Heart disease remains a leading cause of death worldwide. A comprehensive understanding of the mechanisms underlying heart formation is crucial for uncovering causes of congenital heart disease and developing regenerative therapies. However there is currently a lack of markers that will enhance our understanding of the very earliest steps of vertebrate heart development, prior to the onset of nkx2.5 expression in the cardiac crescent.
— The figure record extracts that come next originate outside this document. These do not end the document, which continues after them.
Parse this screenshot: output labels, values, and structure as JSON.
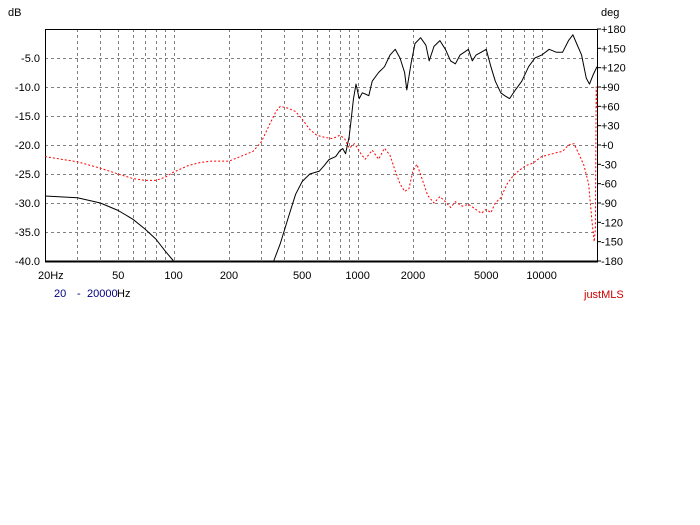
{
  "chart_data": {
    "type": "line",
    "ylabel": "dB",
    "y2label": "deg",
    "xscale": "log",
    "xlim": [
      20,
      20000
    ],
    "ylim": [
      -40,
      0
    ],
    "y2lim": [
      -180,
      180
    ],
    "grid": true,
    "x_ticks": [
      {
        "v": 20,
        "label": "20Hz"
      },
      {
        "v": 50,
        "label": "50"
      },
      {
        "v": 100,
        "label": "100"
      },
      {
        "v": 200,
        "label": "200"
      },
      {
        "v": 500,
        "label": "500"
      },
      {
        "v": 1000,
        "label": "1000"
      },
      {
        "v": 2000,
        "label": "2000"
      },
      {
        "v": 5000,
        "label": "5000"
      },
      {
        "v": 10000,
        "label": "10000"
      }
    ],
    "y_ticks": [
      {
        "v": -5,
        "label": "-5.0"
      },
      {
        "v": -10,
        "label": "-10.0"
      },
      {
        "v": -15,
        "label": "-15.0"
      },
      {
        "v": -20,
        "label": "-20.0"
      },
      {
        "v": -25,
        "label": "-25.0"
      },
      {
        "v": -30,
        "label": "-30.0"
      },
      {
        "v": -35,
        "label": "-35.0"
      },
      {
        "v": -40,
        "label": "-40.0"
      }
    ],
    "y2_ticks": [
      {
        "v": 180,
        "label": "+180"
      },
      {
        "v": 150,
        "label": "+150"
      },
      {
        "v": 120,
        "label": "+120"
      },
      {
        "v": 90,
        "label": "+90"
      },
      {
        "v": 60,
        "label": "+60"
      },
      {
        "v": 30,
        "label": "+30"
      },
      {
        "v": 0,
        "label": "+0"
      },
      {
        "v": -30,
        "label": "-30"
      },
      {
        "v": -60,
        "label": "-60"
      },
      {
        "v": -90,
        "label": "-90"
      },
      {
        "v": -120,
        "label": "-120"
      },
      {
        "v": -150,
        "label": "-150"
      },
      {
        "v": -180,
        "label": "-180"
      }
    ],
    "series": [
      {
        "axis": "left",
        "color": "#000000",
        "style": "solid",
        "segments": [
          [
            [
              20,
              -28.8
            ],
            [
              30,
              -29.1
            ],
            [
              40,
              -30.0
            ],
            [
              50,
              -31.3
            ],
            [
              60,
              -32.8
            ],
            [
              70,
              -34.5
            ],
            [
              80,
              -36.2
            ],
            [
              90,
              -38.3
            ],
            [
              100,
              -40.0
            ]
          ],
          [
            [
              350,
              -40.0
            ],
            [
              380,
              -37.0
            ],
            [
              420,
              -32.5
            ],
            [
              460,
              -28.5
            ],
            [
              500,
              -26.3
            ],
            [
              550,
              -25.0
            ],
            [
              620,
              -24.5
            ],
            [
              660,
              -23.5
            ],
            [
              700,
              -22.5
            ],
            [
              760,
              -22.0
            ],
            [
              800,
              -21.0
            ],
            [
              830,
              -20.6
            ],
            [
              860,
              -21.5
            ],
            [
              900,
              -18.5
            ],
            [
              920,
              -16.0
            ],
            [
              950,
              -12.0
            ],
            [
              980,
              -9.5
            ],
            [
              1020,
              -12.0
            ],
            [
              1060,
              -11.0
            ],
            [
              1100,
              -11.2
            ],
            [
              1150,
              -11.5
            ],
            [
              1200,
              -9.0
            ],
            [
              1300,
              -7.5
            ],
            [
              1400,
              -6.5
            ],
            [
              1500,
              -4.5
            ],
            [
              1600,
              -3.5
            ],
            [
              1700,
              -5.0
            ],
            [
              1800,
              -7.5
            ],
            [
              1850,
              -10.5
            ],
            [
              1950,
              -6.0
            ],
            [
              2050,
              -2.5
            ],
            [
              2200,
              -1.5
            ],
            [
              2350,
              -2.8
            ],
            [
              2450,
              -5.5
            ],
            [
              2600,
              -3.0
            ],
            [
              2800,
              -2.0
            ],
            [
              3000,
              -3.5
            ],
            [
              3200,
              -5.5
            ],
            [
              3400,
              -6.0
            ],
            [
              3600,
              -4.5
            ],
            [
              3800,
              -4.0
            ],
            [
              4000,
              -3.5
            ],
            [
              4200,
              -5.5
            ],
            [
              4400,
              -4.5
            ],
            [
              4700,
              -4.0
            ],
            [
              5000,
              -3.5
            ],
            [
              5300,
              -6.5
            ],
            [
              5600,
              -9.0
            ],
            [
              6000,
              -11.0
            ],
            [
              6300,
              -11.5
            ],
            [
              6700,
              -12.0
            ],
            [
              7200,
              -10.5
            ],
            [
              7800,
              -9.0
            ],
            [
              8500,
              -6.5
            ],
            [
              9200,
              -5.0
            ],
            [
              10000,
              -4.5
            ],
            [
              11000,
              -3.5
            ],
            [
              12000,
              -4.0
            ],
            [
              13000,
              -4.0
            ],
            [
              14000,
              -2.0
            ],
            [
              14800,
              -1.0
            ],
            [
              15500,
              -2.5
            ],
            [
              16500,
              -4.5
            ],
            [
              17500,
              -8.5
            ],
            [
              18200,
              -9.5
            ],
            [
              19000,
              -8.0
            ],
            [
              20000,
              -6.5
            ]
          ]
        ]
      },
      {
        "axis": "right",
        "color": "#ff0000",
        "style": "dashed",
        "segments": [
          [
            [
              20,
              -18
            ],
            [
              30,
              -26
            ],
            [
              40,
              -36
            ],
            [
              50,
              -45
            ],
            [
              60,
              -52
            ],
            [
              70,
              -55
            ],
            [
              80,
              -55
            ],
            [
              90,
              -50
            ],
            [
              100,
              -42
            ],
            [
              120,
              -32
            ],
            [
              140,
              -27
            ],
            [
              160,
              -25
            ],
            [
              200,
              -25
            ],
            [
              230,
              -18
            ],
            [
              270,
              -10
            ],
            [
              300,
              5
            ],
            [
              330,
              30
            ],
            [
              360,
              52
            ],
            [
              380,
              60
            ],
            [
              420,
              57
            ],
            [
              460,
              52
            ],
            [
              500,
              40
            ],
            [
              550,
              24
            ],
            [
              600,
              15
            ],
            [
              660,
              12
            ],
            [
              730,
              10
            ],
            [
              800,
              15
            ],
            [
              850,
              10
            ],
            [
              900,
              -5
            ],
            [
              960,
              2
            ],
            [
              1000,
              -5
            ],
            [
              1050,
              -15
            ],
            [
              1100,
              -22
            ],
            [
              1200,
              -8
            ],
            [
              1300,
              -22
            ],
            [
              1400,
              -5
            ],
            [
              1500,
              -16
            ],
            [
              1600,
              -40
            ],
            [
              1700,
              -60
            ],
            [
              1800,
              -72
            ],
            [
              1900,
              -68
            ],
            [
              2000,
              -40
            ],
            [
              2100,
              -30
            ],
            [
              2200,
              -46
            ],
            [
              2400,
              -78
            ],
            [
              2600,
              -90
            ],
            [
              2800,
              -80
            ],
            [
              3000,
              -88
            ],
            [
              3200,
              -97
            ],
            [
              3400,
              -88
            ],
            [
              3700,
              -95
            ],
            [
              4000,
              -92
            ],
            [
              4300,
              -98
            ],
            [
              4700,
              -106
            ],
            [
              5000,
              -100
            ],
            [
              5300,
              -105
            ],
            [
              5600,
              -90
            ],
            [
              6000,
              -82
            ],
            [
              6500,
              -60
            ],
            [
              7000,
              -48
            ],
            [
              7500,
              -40
            ],
            [
              8200,
              -32
            ],
            [
              9000,
              -28
            ],
            [
              10000,
              -18
            ],
            [
              11000,
              -15
            ],
            [
              12000,
              -12
            ],
            [
              13000,
              -10
            ],
            [
              14000,
              0
            ],
            [
              15000,
              2
            ],
            [
              16000,
              -15
            ],
            [
              17000,
              -32
            ],
            [
              18000,
              -60
            ],
            [
              18800,
              -120
            ],
            [
              19300,
              -150
            ],
            [
              19600,
              -130
            ],
            [
              19800,
              90
            ],
            [
              20000,
              55
            ]
          ]
        ]
      }
    ]
  },
  "footer": {
    "range_start": "20",
    "range_sep": "-",
    "range_end": "20000",
    "range_unit": "Hz",
    "brand": "justMLS"
  }
}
Recently a mouse enhancer (Smarcd3-F6) was shown to label cardiac progenitor cells (CPCs) in vivo. Here we asked whether this mouse Smarcd3-F6 enhancer could serve as an early CPC marker in zebrafish. We created a stable zebrafish Smarcd3-F6:EGFP transgenic line and characterized the labeled population using immunostaining, RNA-seq and ATAC-seq (genome-wide profiling of open chromatins). The Smarcd3-F6 enhancer was active at early gastrula stage and enriched for CPCs. Despite sharing no sequence conservation with zebrafish, Smarcd3-F6:EGFP activity required the cardiac master regulator Gata5. Both RNA-seq and ATAC-seq results showed cardiac development-related pathways were enriched in Smarcd3-F6:EGFP labeled cells. Several ATAC-seq peaks near known cardiac genes drove early cardiac expression when tested in embryos, suggesting they could be novel markers facilitating early cardiac development studies. In order to further dissect the Smarcd3-F6+ cell population, we conducted single-cell mRNA-seq and identified a cluster of cells co-expressing known cardiac markers at the end of gastrulation, which represented the potential CPC lineage. Using in situ hybridization we have tested the expression of over 20 novel genes identified from the single-cell cardiac cluster and confirmed the vast majority of them showed early expression in the cardiac domain of zebrafish embryos. Currently we are performing single-cell mRNA-seq at multiple time points during gastrulation to assess the dynamics of CPC development. On-going experiments will also characterize the roles the novel genes play in cardiac development via CRISPR/Cas9 mutagenesis. In addition to improving our understanding of early cardiac gene regulation in zebrafish, our work underscores the conserved regulatory logic of vertebrate heart development.